NICE! It solved my problem—like, really on point!

Now I can use Flux Schnell NF4 and ComfyUI without any issues because the Wildcard node changes the prompt with every generation.

Without the Unload Node you edited, it significantly slows the process down, putting it in low VRAM mode.

Thank you! You should create a pull request for that node, though. Your edit made it work, so thank you! @Ulexer

image image

MrUSBEN commented 3 months ago

I found some workaround to prevent those slowdown after changing the prompt, it's with click Unload Model from Comfy Manager.

Found a slightly more convenient workaround, to use modified node from https://github.com/LarryJane491/ComfyUI-ModelUnloader to automatically unload models after the image is generated.

Снимок экрана 2024-08-12 150401

from comfy import model_management

class ModelUnloader:
    @classmethod
    def INPUT_TYPES(cls):
        return {
            "required": {
                "image": ("IMAGE",),
            },
            "optional": {}
        }

    RETURN_TYPES = ("IMAGE",)
    RETURN_NAMES = ("image_output",)

    FUNCTION = "unload_model"

    CATEGORY = "loaders"

    def unload_model(self, image):
        loadedmodels=model_management.current_loaded_models
        unloaded_model = False
        for i in range(len(loadedmodels) -1, -1, -1):
            m = loadedmodels.pop(i)
            m.model_unload()
            del m
            unloaded_model = True
        if unloaded_model:
            model_management.soft_empty_cache()
        return (image,)

NODE_CLASS_MAPPINGS = {
    "Model unloader": ModelUnloader,
}

You node didn't work for me so i used the other unloader but the idea worked, so thankyou.

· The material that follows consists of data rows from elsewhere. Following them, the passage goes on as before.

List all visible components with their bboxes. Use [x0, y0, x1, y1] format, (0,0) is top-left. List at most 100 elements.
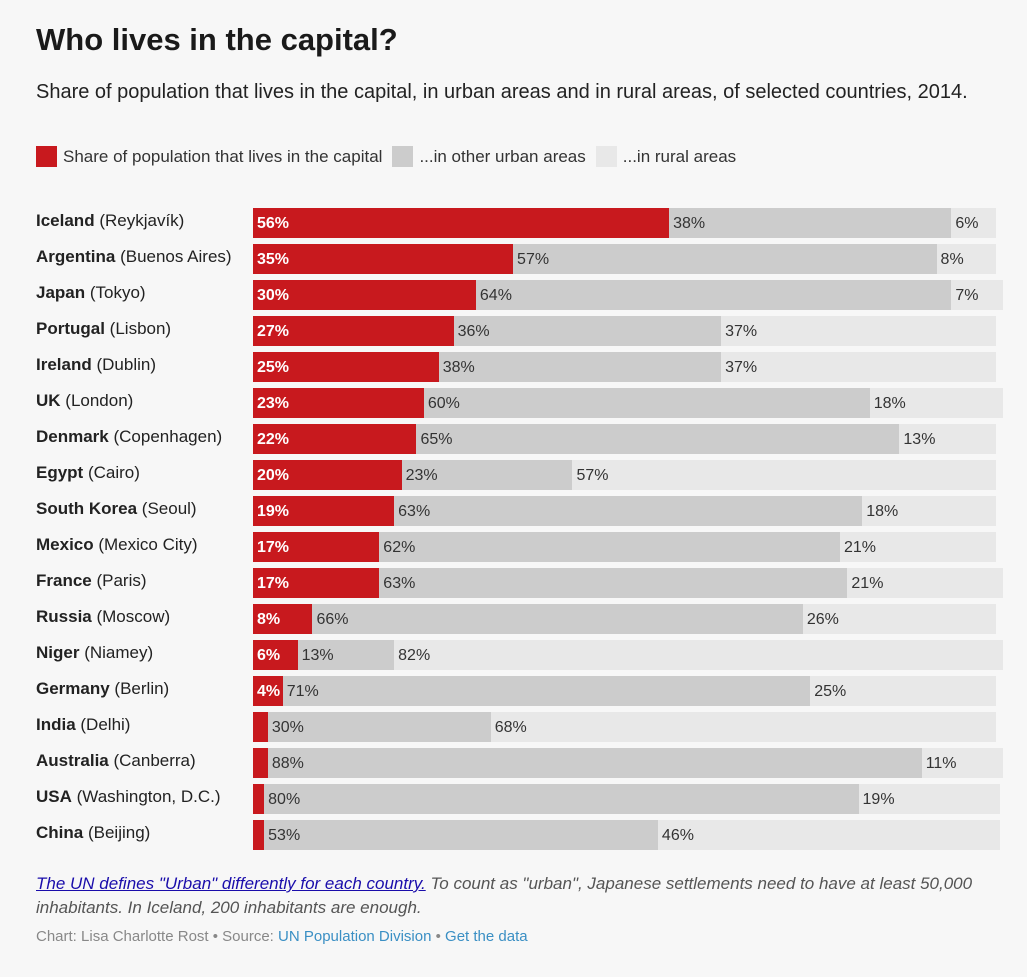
bar-track: 6% 13% 82%: [253, 640, 1004, 670]
legend-item-urban: ...in other urban areas: [392, 146, 586, 167]
bar-track: 20% 23% 57%: [253, 460, 996, 490]
row-label: Egypt (Cairo): [36, 463, 140, 483]
bar-segment-urban: [453, 316, 722, 346]
data-label-rural: 57%: [576, 467, 609, 484]
capital-name: (London): [60, 391, 134, 410]
bar-segment-capital: [253, 568, 380, 598]
bar-track: 4% 71% 25%: [253, 676, 996, 706]
country-name: Mexico: [36, 535, 94, 554]
data-label-rural: 21%: [851, 575, 884, 592]
bar-segment-rural: [921, 748, 1004, 778]
capital-name: (Moscow): [91, 607, 171, 626]
country-name: China: [36, 823, 84, 842]
get-data-link[interactable]: Get the data: [445, 928, 528, 945]
data-label-capital: 22%: [257, 431, 290, 448]
bar-segment-rural: [847, 568, 1004, 598]
bar-segment-urban: [401, 460, 573, 490]
data-label-capital: 6%: [257, 647, 281, 664]
bar-track: 19% 63% 18%: [253, 496, 996, 526]
row-label: Ireland (Dublin): [36, 355, 156, 375]
bar-row: Egypt (Cairo) 20% 23% 57%: [0, 459, 1027, 490]
data-label-rural: 7%: [955, 287, 979, 304]
bar-segment-rural: [862, 496, 996, 526]
footnote: The UN defines "Urban" differently for e…: [36, 872, 996, 920]
data-label-urban: 88%: [271, 755, 304, 772]
capital-name: (Dublin): [91, 355, 156, 374]
data-label-urban: 60%: [427, 395, 460, 412]
row-label: France (Paris): [36, 571, 147, 591]
country-name: Argentina: [36, 247, 116, 266]
bar-row: Mexico (Mexico City) 17% 62% 21%: [0, 531, 1027, 562]
data-label-capital: 8%: [257, 611, 281, 628]
bar-segment-rural: [802, 604, 996, 634]
bar-track: 53% 46%: [253, 820, 1000, 850]
bar-segment-capital: [253, 460, 402, 490]
bar-segment-capital: [253, 388, 424, 418]
bar-segment-capital: [253, 784, 265, 814]
data-label-rural: 13%: [903, 431, 936, 448]
country-name: Ireland: [36, 355, 92, 374]
bar-segment-urban: [264, 784, 859, 814]
bar-segment-capital: [253, 316, 454, 346]
capital-name: (Washington, D.C.): [71, 787, 221, 806]
country-name: UK: [36, 391, 61, 410]
country-name: Australia: [36, 751, 109, 770]
bar-track: 23% 60% 18%: [253, 388, 1004, 418]
capital-name: (Reykjavík): [94, 211, 185, 230]
data-label-rural: 37%: [725, 323, 758, 340]
bar-segment-urban: [438, 352, 722, 382]
capital-name: (Cairo): [83, 463, 140, 482]
data-label-urban: 57%: [517, 251, 550, 268]
chart-subtitle: Share of population that lives in the ca…: [36, 81, 968, 103]
credits: Chart: Lisa Charlotte Rost • Source: UN …: [36, 928, 528, 945]
legend-swatch-urban: [392, 146, 414, 167]
bar-row: France (Paris) 17% 63% 21%: [0, 567, 1027, 598]
row-label: Germany (Berlin): [36, 679, 169, 699]
data-label-rural: 21%: [843, 539, 876, 556]
bar-row: Russia (Moscow) 8% 66% 26%: [0, 603, 1027, 634]
bar-segment-capital: [253, 820, 265, 850]
row-label: Denmark (Copenhagen): [36, 427, 222, 447]
country-name: India: [36, 715, 76, 734]
country-name: France: [36, 571, 92, 590]
bar-segment-capital: [253, 280, 476, 310]
bar-segment-urban: [423, 388, 870, 418]
bar-segment-rural: [657, 820, 1000, 850]
bar-segment-rural: [839, 532, 996, 562]
row-label: Japan (Tokyo): [36, 283, 146, 303]
bar-row: Niger (Niamey) 6% 13% 82%: [0, 639, 1027, 670]
stacked-bar-chart: Iceland (Reykjavík) 56% 38% 6% Argentina (Bu…: [0, 207, 1027, 855]
bar-track: 8% 66% 26%: [253, 604, 996, 634]
bar-segment-urban: [312, 604, 803, 634]
data-label-capital: 19%: [257, 503, 290, 520]
capital-name: (Buenos Aires): [115, 247, 232, 266]
capital-name: (Seoul): [137, 499, 197, 518]
data-label-rural: 26%: [806, 611, 839, 628]
data-label-urban: 66%: [316, 611, 349, 628]
bar-segment-urban: [379, 532, 840, 562]
capital-name: (Mexico City): [93, 535, 198, 554]
data-label-rural: 8%: [940, 251, 964, 268]
bar-row: Iceland (Reykjavík) 56% 38% 6%: [0, 207, 1027, 238]
urban-definition-link[interactable]: The UN defines "Urban" differently for e…: [36, 874, 426, 893]
data-label-urban: 71%: [286, 683, 319, 700]
data-label-urban: 63%: [383, 575, 416, 592]
bar-segment-urban: [379, 568, 848, 598]
data-label-capital: 35%: [257, 251, 290, 268]
data-label-urban: 62%: [383, 539, 416, 556]
source-link[interactable]: UN Population Division: [278, 928, 432, 945]
bar-track: 27% 36% 37%: [253, 316, 996, 346]
bar-segment-rural: [721, 352, 996, 382]
capital-name: (Berlin): [109, 679, 170, 698]
capital-name: (Tokyo): [85, 283, 146, 302]
bar-segment-capital: [253, 748, 268, 778]
data-label-capital: 30%: [257, 287, 290, 304]
bar-row: Argentina (Buenos Aires) 35% 57% 8%: [0, 243, 1027, 274]
capital-name: (Beijing): [83, 823, 151, 842]
bar-segment-urban: [416, 424, 900, 454]
data-label-rural: 19%: [862, 791, 895, 808]
legend-item-capital: Share of population that lives in the ca…: [36, 146, 382, 167]
bar-track: 25% 38% 37%: [253, 352, 996, 382]
row-label: Niger (Niamey): [36, 643, 153, 663]
bar-segment-urban: [282, 676, 811, 706]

comfyanonymous commented 3 months ago

If you still have issues with latest ComfyUI can you run it with: --verbose and give me the full log?

marhensa commented 3 months ago

@comfyanonymous Okay, I already update ComfyUI to the latest, and adds args --verbose

Here's the test:

With unloading method (from manager) and even with changing the prompt, the log is: Unloading AutoencodingEngine Unloading FluxClipModel Unloading Flux got prompt ... ... Prompt executed in 19.31 seconds <-- no lowvram, even changing the prompt_

For me it's 46 vs 19 seconds, I'd choose to unload models even it's not convinent.

Here's the workflow: Workflow-NF4-Schnell.json Here's the verbose logs: verbose-logs-20240813-comfyui.txt

comfyanonymous commented 3 months ago

Thanks it should actually be fixed now if you update ComfyUI.

marhensa commented 3 months ago

Thanks it should actually be fixed now if you update ComfyUI.

woaaw that was fast, you are genius, many thanks.

generating images with changing the prompt, now takes 21 seconds only: Prompt executed in 21.11 seconds I saw logs about unloading the models when the prompt changed.

even better than workaround above (unload node), without changing the prompt, there no need to unload, and the speed can be still fast: Prompt executed in 15.83 seconds

thank you very much @comfyanonymous , you are the best!